In contrast, the YIMBY movement is primarily driven by people in places like San Francisco who are frustrated with inability to build, period.
The YIMBY movement at its core was driven by activists (not architects or professionals) focused on political power building and policy change, drawing on economists (housing papers) and lawyers (the color of law) for intellectual grounding (rather than historical architecture and urban design, as for New Urbanists). YIMBY’s have forged alliances with tenant-rights organizations and unions to win major state-wide legislative victories.

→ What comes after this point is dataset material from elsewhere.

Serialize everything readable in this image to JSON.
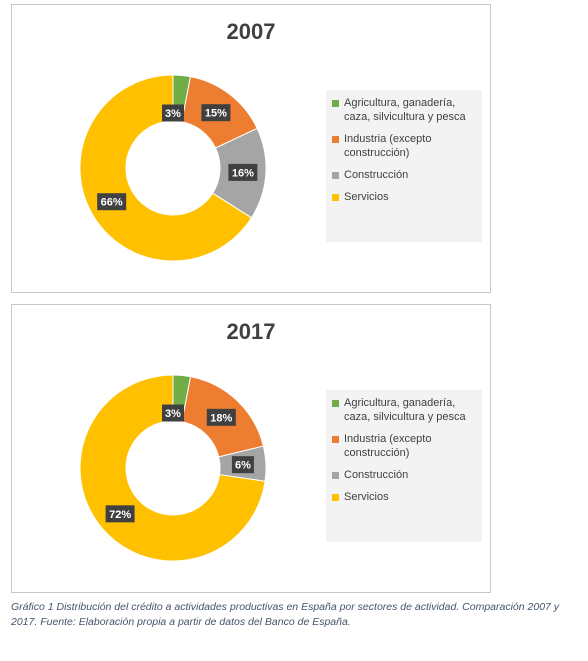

The YIMBY’s are most active and fired up in regions with severe housing crises, such as California, Washington, Oregon, New York, Washington DC, Massachusetts etc. As the housing crisis has metastasized nationwide over the past several years, the YIMBY banner is being picked up in many states, cities, and regions, each with its own local flavor but united by the desire to build.
In Vancouver, our institutions have emphasized urban design for several decades without much regard for cost, resulting in a city that’s very pretty and very expensive. My own view of urban design is that it has costs as well as benefits, and that we need to set priorities instead of always putting housing at the bottom of the list.



Great read! It’s nice to more authers writing about the cities and urban planning. I do the same. Please check one of the recent posts on Suburbia and new waves of promoting micromobility in cities:
https://open.substack.com/pub/nogoplus/p/why-north-american-cities-became?r=6cyw21&utm_campaign=post&utm_medium=web&showWelcomeOnShare=false
Thank you for sharing that article. I think about this a lot. What I have observed is New Urbanists also tend to favour megaprojects instead of incremental change, which as a Strong Towns advocate can be very frustrating. Like that article talks about I have seen first hand how a self proclaimed urbanist will fall into the trap of prioritizing beautiful and shiny over functionality and cost.
What is often overlooked is that most of the places with "good urbanism" that were built and planned from nothing usually had some form of subsidy - either cheap land, expert facilitation offered at no cost, cashing out equity from land banking, discounted property taxes (e.g. TIF) or fees, or actual government subsidy to build them out and plan them. This is the reason why New Urbanist developments have failed to become the status quo, incentives to go from zero to livable density have to be fabricated and coordinated, so they remain scarce instead of abundant.